Relativamente ao requerimento de autorização a título excepcional apresentado por A, o Presidente do IH exarou, em 22 de Junho de 2021, na Proposta n.º 0924/DHP/DHEA/2021, um despacho da concordância, decidindo não admitir o requerimento de autorização a título excepcional apresentado por A, com os seguintes fundamentos resumidos:
“1. Em 27 de Abril de 2021, a requerente apresentou as alegações assinadas por A, que mencionou a apresentação complementar dos documentos de venda da habitação económica daquele ano, documentos de empréstimo da Caixa Económica Postal, documentos do pagamento de amortização do empréstimo bancário, e alguns documentos de tratamento de activos após o falecimento do cônjuge.
2. Dos documentos de venda da respectiva habitação económica apresentados pela requerente, demonstra-se que tal habitação económica foi vendida a outrem em 1 de Fevereiro de 2005 através do contrato de promessa de transmissão dos direitos e interesses de edifício; mais, da caderneta bancária do Banco Delta Ásia, S.A.R.L. apresentada pela requerente mostra-se que é verificada apenas em Agosto de 2003 a falta do registo do pagamento de amortização do empréstimo bancário da habitação económica acima referida, e os pagamentos posteriores se mantinham normais antes da venda da habitação económica.
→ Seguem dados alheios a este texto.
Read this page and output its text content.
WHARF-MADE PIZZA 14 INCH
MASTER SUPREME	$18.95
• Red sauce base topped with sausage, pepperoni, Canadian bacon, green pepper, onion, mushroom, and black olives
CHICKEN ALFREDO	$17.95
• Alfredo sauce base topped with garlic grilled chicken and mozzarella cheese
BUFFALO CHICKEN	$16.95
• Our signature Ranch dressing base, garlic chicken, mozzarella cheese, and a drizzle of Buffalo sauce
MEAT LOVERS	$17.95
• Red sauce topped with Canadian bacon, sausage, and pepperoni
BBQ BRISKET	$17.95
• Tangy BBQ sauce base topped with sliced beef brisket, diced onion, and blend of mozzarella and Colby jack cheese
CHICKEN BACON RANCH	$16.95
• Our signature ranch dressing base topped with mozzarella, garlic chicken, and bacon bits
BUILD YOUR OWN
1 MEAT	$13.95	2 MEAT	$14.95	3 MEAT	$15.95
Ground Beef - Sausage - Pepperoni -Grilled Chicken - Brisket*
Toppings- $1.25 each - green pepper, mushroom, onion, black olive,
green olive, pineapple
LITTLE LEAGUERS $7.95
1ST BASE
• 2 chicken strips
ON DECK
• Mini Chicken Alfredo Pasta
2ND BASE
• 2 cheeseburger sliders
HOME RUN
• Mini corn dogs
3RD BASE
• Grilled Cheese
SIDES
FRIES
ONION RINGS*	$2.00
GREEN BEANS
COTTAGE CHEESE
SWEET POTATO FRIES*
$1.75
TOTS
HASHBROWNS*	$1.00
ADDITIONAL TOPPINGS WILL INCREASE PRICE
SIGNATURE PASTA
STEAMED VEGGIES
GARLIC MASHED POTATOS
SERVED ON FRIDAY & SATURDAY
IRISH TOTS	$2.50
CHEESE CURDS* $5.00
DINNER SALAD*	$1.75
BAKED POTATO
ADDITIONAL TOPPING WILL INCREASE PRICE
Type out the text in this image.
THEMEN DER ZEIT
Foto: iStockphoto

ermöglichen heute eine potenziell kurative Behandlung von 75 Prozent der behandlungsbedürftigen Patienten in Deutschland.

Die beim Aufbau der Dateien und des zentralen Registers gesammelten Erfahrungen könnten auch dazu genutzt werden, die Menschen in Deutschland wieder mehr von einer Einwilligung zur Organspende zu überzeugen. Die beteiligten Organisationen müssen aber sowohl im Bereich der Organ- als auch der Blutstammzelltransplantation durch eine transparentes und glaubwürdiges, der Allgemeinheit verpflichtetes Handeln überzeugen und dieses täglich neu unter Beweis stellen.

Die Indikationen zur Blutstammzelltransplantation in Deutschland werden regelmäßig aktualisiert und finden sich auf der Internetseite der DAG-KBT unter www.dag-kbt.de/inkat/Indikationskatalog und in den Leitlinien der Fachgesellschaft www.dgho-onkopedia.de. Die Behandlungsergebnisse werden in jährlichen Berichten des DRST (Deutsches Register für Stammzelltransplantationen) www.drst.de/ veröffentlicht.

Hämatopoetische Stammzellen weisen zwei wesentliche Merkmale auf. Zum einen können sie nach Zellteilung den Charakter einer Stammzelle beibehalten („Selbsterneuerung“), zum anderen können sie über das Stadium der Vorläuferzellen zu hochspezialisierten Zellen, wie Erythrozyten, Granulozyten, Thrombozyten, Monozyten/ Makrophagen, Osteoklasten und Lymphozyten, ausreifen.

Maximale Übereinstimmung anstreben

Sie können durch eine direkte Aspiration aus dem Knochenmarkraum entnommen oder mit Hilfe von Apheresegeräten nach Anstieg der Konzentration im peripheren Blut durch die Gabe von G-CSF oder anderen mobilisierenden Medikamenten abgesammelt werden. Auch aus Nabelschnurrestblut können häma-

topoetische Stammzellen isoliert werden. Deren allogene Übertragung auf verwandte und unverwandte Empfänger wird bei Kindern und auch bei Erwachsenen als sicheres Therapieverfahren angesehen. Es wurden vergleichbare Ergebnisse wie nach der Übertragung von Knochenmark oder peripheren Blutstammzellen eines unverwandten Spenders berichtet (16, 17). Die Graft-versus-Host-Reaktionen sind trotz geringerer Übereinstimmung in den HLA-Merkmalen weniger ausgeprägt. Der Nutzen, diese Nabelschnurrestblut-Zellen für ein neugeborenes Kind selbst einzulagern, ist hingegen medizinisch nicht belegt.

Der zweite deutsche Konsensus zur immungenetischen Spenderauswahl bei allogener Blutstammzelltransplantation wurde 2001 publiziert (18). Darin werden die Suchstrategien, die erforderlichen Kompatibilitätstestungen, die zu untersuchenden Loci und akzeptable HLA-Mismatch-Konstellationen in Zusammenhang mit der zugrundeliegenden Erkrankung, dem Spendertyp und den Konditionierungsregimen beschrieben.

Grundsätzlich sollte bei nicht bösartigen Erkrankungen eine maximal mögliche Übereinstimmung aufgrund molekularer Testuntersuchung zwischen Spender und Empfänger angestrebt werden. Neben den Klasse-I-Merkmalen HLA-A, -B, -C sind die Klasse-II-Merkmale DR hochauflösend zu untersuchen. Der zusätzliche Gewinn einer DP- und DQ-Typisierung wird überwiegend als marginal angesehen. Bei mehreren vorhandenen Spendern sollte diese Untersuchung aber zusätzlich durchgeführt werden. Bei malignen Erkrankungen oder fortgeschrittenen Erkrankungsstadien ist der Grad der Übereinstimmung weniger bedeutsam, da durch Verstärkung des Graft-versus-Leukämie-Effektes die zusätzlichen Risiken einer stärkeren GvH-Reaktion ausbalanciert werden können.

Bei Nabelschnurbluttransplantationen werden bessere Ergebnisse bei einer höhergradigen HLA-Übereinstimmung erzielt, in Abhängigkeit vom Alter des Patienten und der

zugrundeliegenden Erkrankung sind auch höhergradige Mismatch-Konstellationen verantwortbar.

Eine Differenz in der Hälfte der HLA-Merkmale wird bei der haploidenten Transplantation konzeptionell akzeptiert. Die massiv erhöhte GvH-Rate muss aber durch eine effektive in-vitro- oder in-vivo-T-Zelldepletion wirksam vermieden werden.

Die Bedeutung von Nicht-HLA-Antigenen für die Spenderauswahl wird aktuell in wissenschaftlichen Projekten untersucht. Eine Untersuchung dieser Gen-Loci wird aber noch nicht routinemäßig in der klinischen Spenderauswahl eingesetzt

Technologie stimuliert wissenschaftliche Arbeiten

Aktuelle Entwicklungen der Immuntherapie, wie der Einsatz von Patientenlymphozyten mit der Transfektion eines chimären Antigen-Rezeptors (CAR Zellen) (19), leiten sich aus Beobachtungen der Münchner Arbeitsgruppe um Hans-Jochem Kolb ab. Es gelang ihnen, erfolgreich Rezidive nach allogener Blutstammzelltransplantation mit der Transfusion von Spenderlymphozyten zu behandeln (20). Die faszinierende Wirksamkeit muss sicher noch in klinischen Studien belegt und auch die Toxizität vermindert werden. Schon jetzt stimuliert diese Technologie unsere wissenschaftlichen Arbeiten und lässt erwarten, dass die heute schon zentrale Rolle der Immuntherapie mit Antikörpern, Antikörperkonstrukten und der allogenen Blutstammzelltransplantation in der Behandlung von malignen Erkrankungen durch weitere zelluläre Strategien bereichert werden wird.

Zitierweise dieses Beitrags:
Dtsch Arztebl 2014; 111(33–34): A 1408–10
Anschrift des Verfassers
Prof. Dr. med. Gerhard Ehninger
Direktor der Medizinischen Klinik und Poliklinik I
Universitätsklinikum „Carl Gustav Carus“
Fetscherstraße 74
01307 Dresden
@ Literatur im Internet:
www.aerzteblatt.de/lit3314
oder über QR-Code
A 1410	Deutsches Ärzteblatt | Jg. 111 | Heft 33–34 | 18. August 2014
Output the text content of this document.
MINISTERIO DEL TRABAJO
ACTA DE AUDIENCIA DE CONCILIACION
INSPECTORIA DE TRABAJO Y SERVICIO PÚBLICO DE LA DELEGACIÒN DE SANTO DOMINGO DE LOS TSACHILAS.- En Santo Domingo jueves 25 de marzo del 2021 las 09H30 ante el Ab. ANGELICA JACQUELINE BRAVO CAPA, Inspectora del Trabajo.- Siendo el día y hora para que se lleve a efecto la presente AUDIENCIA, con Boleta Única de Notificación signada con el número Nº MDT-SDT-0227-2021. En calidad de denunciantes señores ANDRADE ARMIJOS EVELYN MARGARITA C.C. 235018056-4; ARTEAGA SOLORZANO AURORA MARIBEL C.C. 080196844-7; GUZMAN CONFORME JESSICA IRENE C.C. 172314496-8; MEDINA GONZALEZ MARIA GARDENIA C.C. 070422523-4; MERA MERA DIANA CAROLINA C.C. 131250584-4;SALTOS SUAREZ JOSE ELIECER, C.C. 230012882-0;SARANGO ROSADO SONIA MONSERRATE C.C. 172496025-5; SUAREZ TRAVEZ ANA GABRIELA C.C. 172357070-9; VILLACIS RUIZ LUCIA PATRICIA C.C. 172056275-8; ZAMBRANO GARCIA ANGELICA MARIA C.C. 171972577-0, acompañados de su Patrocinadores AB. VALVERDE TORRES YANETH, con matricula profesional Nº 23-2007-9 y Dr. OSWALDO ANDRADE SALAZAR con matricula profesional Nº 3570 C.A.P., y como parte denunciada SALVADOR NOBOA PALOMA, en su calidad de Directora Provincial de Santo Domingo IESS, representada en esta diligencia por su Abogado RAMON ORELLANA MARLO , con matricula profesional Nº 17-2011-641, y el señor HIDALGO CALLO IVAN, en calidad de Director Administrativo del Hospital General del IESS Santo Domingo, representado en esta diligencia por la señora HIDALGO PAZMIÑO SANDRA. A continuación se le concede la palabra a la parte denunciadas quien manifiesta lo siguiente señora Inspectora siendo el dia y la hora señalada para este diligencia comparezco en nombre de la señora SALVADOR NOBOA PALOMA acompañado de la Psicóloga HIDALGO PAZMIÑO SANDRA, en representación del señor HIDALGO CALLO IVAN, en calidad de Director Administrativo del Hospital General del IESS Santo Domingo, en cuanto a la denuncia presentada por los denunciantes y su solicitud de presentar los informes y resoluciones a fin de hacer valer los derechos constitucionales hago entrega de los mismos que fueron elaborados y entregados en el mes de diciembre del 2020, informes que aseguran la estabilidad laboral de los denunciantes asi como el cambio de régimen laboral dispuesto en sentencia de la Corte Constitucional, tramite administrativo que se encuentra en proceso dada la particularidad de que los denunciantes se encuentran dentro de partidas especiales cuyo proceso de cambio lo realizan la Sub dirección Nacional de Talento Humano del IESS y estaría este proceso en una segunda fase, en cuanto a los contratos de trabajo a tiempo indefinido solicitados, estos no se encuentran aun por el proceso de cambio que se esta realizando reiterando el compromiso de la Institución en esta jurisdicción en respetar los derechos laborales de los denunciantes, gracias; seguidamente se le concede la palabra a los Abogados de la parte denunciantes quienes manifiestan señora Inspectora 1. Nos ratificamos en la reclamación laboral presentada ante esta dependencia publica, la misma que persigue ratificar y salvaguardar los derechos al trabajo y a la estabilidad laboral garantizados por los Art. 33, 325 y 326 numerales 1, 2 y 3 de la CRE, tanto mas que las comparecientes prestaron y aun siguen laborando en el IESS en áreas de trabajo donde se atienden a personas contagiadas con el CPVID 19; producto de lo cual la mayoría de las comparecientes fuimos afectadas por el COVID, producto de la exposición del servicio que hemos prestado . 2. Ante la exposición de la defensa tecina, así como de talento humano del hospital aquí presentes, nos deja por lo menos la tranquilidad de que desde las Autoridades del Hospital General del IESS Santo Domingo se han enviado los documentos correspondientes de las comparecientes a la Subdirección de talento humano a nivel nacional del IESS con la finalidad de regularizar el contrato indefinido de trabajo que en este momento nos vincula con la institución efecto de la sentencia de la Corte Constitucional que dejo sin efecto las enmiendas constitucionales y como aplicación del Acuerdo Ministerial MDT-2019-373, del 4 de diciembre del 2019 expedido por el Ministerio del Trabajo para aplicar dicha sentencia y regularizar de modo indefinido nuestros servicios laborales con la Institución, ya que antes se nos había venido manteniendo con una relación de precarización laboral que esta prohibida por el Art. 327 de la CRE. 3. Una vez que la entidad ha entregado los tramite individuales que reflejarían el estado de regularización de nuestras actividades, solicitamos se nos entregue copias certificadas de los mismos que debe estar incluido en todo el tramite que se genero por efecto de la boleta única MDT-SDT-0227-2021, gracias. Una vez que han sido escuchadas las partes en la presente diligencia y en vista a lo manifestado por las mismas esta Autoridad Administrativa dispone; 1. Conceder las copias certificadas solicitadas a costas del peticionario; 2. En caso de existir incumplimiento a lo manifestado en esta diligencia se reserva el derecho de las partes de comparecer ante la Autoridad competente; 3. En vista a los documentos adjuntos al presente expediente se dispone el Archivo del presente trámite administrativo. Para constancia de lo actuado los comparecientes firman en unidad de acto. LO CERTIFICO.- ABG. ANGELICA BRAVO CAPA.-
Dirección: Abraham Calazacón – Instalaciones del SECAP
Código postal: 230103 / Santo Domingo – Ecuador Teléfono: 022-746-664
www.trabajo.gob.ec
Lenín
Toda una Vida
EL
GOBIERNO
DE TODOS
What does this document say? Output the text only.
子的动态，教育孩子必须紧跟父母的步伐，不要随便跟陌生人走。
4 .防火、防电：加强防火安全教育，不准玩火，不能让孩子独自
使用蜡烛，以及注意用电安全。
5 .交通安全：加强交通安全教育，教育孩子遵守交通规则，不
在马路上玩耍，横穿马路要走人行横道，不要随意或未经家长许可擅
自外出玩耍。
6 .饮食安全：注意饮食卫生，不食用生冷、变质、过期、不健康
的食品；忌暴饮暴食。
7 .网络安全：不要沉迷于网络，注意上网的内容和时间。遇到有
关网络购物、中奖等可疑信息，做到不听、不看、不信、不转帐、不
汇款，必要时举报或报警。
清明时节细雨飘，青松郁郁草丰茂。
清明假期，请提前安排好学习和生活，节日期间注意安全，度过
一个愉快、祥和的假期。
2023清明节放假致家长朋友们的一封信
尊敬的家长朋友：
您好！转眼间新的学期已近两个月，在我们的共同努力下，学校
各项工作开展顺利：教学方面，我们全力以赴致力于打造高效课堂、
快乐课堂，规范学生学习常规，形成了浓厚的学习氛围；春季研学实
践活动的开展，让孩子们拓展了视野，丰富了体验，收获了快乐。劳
3. De acordo com as certidões dos empréstimos do cônjuge apresentadas pela requerente, todas as dívidas do cônjuge da requerente ocorreram no ano de 2007, tendo já decorrido mais de 2 anos desde a venda da habitação económica acima referida, pelo que não se pode comprovar que tivesse as dificuldades financeiras no momento da venda da habitação económica.
4. Uma vez que a requerente se encontrava efectivamente registada como proprietário da habitação económica, após a avaliação dos documentos comprovativos por ela apresentados, não há prova suficiente que demonstre que a fracção da habitação económica foi vendida por motivo da dificuldade económica.
5. A construção de habitação económica tem por finalidade apoiar os residentes da Região Administrativa Especial de Macau, com determinados níveis de rendimento e património, na resolução dos seus problemas habitacionais e, promover a oferta de habitação mais adequada às reais necessidades e à capacidade aquisitiva dos residentes da RAEM. Os recursos da habitação económica são limitados, pelo que devem ser melhor aproveitados os limitados recursos de habitação publico. Então, a requerente foi inscrita como proprietário da habitação económica e já desfrutou dos recursos de habitação económica uma vez, mas, a habitação económica foi vendida a outrem e, não foi dado como provado que tal fracção da habitação económica foi vendida por motivo de dificuldade económica.
6. Pelo exposto, a requerente foi inscrita como proprietário da habitação económica, já desfrutando dos recursos de habitação económica uma vez, bem como não há prova suficiente que demonstre que tal fracção da habitação económica foi vendida por motivo de dificuldade económica, então, o seu requerimento de autorização a título excepcional não pode ser considerado razoável, pelo que se sugere que não seja admitido o requerimento de autorização da candidatura de habitação económica, a título excepcional, apresentado pela requerente.
Face a tal situação, não se encontra preenchido o requisito para candidatar-se à aquisição de fracções, nos termos do disposto no art.º 14.º, n.º 5, al. 7) da Lei n.º 10/2011 - Lei da Habitação Económica, alterada pela Lei n.º 11/2015: “5. Não pode candidatar-se à aquisição de fracções: 7) O proprietário, e os elementos do respectivo agregado familiar, que tenha vendido uma fracção de habitação económica;”.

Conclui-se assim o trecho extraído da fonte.